Properties & Relationships
- Worst-case dominates: For asymptotic guarantees, worst-case bounds are sufficient (but sometimes pessimistic).
- Average-case depends on modeling: Changing the input or hash distribution can change the bound.
- Best-case rarely drives design: It’s a sanity check or highlights adaptability (e.g., partially sorted inputs).
Connections:
- Asymptotic Notation formalizes (O,\Omega,\Theta).
- Amortized Analysis differs: averages across operations on a structure, not across input instances.
- Time Complexity — Analysis and Time Complexity — Calculation provide techniques (summations, recurrences) to derive these bounds.
Heuristics & Design Guidance
- If the worst case matters, prefer algorithms with strong worst-case guarantees (e.g., heapsort (O(n\log n)) vs quicksort’s (O(n^2))).
- If inputs are well-mixed and latency spikes are tolerable, exploit average-case winners (randomized quicksort, hash tables).

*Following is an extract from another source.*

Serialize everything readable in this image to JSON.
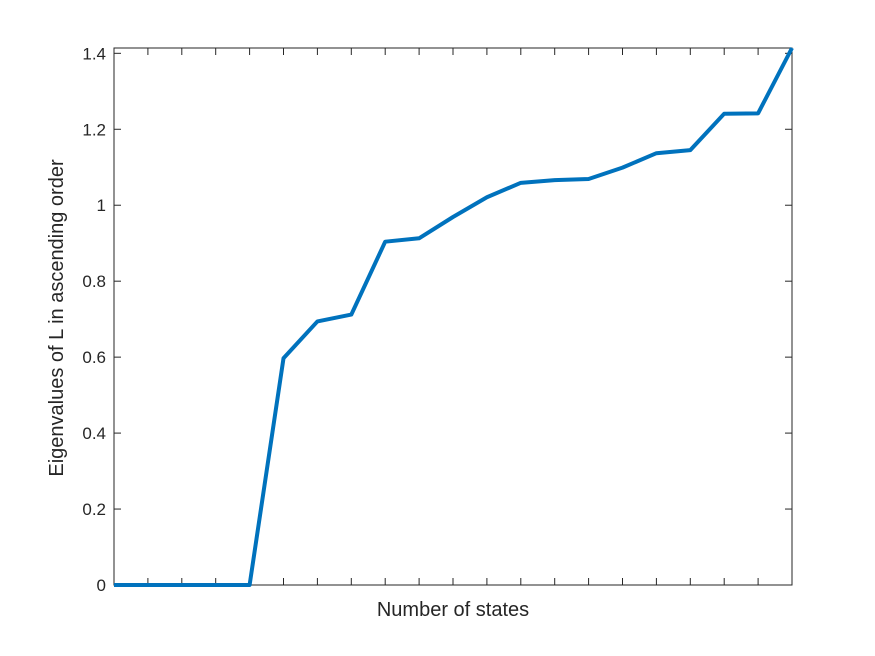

- Use randomization to defend against adversarial inputs (e.g., randomized pivoting, randomized hashing).
- Detect structure at runtime: switch to insertion sort on tiny subarrays or nearly sorted data; use introsort (quicksort → heapsort fallback) to combine average-case speed with worst-case safety.
Common Pitfalls
Conflating "average" with "expected"
“Average case” is an expectation with respect to a specified distribution. If the real inputs don’t match that distribution, the claim may not hold.
Ignoring adversaries
Deterministic choices (first/last-element pivot) are exploitable; an attacker can force worst-case (O(n^2)) in quicksort or (O(n)) in hash tables.
Misusing best-case
Best-case bounds do not imply typical fast performance; they only show what’s possible, not what’s likely.
Prefer transparent assumptions
State the input model (uniform permutations, i.i.d. draws, or algorithmic randomization). If in doubt, prove a worst-case bound and measure empirical averages.
Practical Context
- Libraries: Many standard libraries use introsort (quicksort with median-of-three + heapsort fallback) to mitigate worst-case while keeping average speed.
- Systems: Hash tables rely on load-factor control and good hash functions (sometimes randomized) to ensure expected (O(1)).
- Data skew: Real-world keys are rarely uniform; evaluate with profiles and benchmarks that mirror production distributions.
Summary
- Worst case: guarantees performance under any input; may be pessimistic.
- Average case: expectations under stated distributions; powerful but model-sensitive.
- Best case: demonstrates adaptability; not a guarantee.
- Use randomization and fallbacks to combine strong typical performance with safety against adversaries.